Assessing a patient’s faith community may also help the clinician when thinking about options for community support. Religious institutions are commonly a well-trusted component of affiliated seniors’ lives, especially in ethnic minorities where a level of mistrust of medical institutions can influence their receptiveness to medical senior/social services. Older adults are more likely to be affiliated with religious congregations and attend services (67–69% above age 65), with an even greater percentage participating in ethnic minority communities [37]. Many of these congregations have some sort of senior outreach, ranging from home visitations to more formalized programs.

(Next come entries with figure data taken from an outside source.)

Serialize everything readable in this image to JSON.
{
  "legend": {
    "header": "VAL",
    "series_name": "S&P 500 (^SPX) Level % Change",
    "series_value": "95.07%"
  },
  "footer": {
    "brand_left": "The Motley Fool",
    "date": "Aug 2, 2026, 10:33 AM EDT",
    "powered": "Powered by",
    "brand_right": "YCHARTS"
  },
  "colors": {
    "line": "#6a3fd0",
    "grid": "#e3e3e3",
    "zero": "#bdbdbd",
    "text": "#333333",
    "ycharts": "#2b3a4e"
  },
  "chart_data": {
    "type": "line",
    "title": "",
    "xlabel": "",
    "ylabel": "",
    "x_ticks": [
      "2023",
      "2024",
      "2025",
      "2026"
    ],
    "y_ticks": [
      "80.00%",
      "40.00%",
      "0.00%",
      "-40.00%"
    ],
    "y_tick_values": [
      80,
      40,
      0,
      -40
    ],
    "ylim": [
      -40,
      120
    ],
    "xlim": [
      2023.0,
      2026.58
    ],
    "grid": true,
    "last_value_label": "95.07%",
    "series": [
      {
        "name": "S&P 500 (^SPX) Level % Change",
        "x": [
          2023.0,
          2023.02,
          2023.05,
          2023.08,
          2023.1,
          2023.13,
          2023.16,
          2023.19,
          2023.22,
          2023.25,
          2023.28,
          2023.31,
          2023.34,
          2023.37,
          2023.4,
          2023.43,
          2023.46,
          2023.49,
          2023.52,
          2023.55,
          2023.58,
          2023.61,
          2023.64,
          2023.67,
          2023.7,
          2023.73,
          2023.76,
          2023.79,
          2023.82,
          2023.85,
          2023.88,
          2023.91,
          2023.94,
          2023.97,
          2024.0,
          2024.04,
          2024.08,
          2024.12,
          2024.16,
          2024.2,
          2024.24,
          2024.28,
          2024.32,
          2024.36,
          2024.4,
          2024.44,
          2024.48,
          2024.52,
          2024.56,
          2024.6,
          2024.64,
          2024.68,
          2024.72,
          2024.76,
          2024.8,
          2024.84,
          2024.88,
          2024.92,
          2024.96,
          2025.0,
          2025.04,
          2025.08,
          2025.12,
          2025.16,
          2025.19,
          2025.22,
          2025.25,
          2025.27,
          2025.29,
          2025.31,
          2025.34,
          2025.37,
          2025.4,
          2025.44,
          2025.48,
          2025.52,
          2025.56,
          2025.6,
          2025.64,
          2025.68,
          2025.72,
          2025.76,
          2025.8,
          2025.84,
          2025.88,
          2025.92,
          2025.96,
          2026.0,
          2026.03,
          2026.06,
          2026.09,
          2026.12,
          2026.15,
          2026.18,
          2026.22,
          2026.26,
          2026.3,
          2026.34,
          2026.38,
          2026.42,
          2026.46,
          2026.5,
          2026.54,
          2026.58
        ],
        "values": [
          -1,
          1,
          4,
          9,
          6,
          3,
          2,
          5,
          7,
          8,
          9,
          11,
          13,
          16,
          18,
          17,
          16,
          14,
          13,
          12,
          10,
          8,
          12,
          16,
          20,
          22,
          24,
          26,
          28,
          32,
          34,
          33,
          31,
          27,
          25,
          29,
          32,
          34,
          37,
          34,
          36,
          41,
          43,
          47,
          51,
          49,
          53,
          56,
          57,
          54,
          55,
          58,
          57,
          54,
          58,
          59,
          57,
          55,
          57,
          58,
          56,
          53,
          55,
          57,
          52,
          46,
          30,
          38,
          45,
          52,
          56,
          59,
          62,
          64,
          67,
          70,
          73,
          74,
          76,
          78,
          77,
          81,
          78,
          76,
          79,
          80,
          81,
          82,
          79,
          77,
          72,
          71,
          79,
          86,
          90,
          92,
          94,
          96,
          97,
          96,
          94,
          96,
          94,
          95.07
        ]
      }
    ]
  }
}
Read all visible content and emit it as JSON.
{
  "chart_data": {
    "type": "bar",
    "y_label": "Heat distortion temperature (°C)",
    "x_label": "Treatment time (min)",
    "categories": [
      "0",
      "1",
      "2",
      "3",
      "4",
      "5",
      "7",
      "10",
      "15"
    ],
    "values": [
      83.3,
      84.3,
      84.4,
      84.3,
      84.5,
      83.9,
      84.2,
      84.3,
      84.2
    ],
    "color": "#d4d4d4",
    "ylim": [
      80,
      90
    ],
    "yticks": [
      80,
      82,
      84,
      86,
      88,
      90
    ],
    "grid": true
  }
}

Finally, visiting CBSS programs and meeting the staff can be invaluable for the clinician to provide personal experience and anecdote to go along with the generic advice. Local programs generally welcome the opportunity to have clinicians come in to do presentations on specific topics related to health; both the clinician and the CBSS can establish a mutually beneficial collaborative relationship.

6. Conclusion

Clinicians should develop familiarity with CBSS and the agencies that provide them. Knowledge of and coordination with CBSS are essential if clinicians are to create more flexible and responsive models of care (e.g., medical homes) for their older patients [38, 39]. Services and supports provided by these agencies can be a critical link in helping older adults remain in the community.

Conflict of Interests

Dr. M. Carrington Reid has been a consultant for Endo Pharmaceuticals. Dr. Eugenia L. Siegler receives royalties from Springer Publishing Company. There is not any other potential conflict of interests reported by the authors.

Authors’ Contribution

Eugenia L. Siegler contributed to the concept and design, literature review, and drafting of the paper, and took primary responsibility for its content; Sonam D. Lama performed the literature review and drafting of paper; Michael G. Knight carried out the drafting of the paper and critical revision of the paper for important intellectual content; Evelyn Laureano carried out the drafting of the paper and critical revision of the paper for important intellectual content; M. Carrington Reid contributed to the concept and design, drafting of the paper, and critical revision of the paper for important intellectual content.

Acknowledgments

The paper was supported by a grant from the John A. Hartford Foundation and an Edward R. Roybal Center for Translational Research on Aging Award (P30AG22845).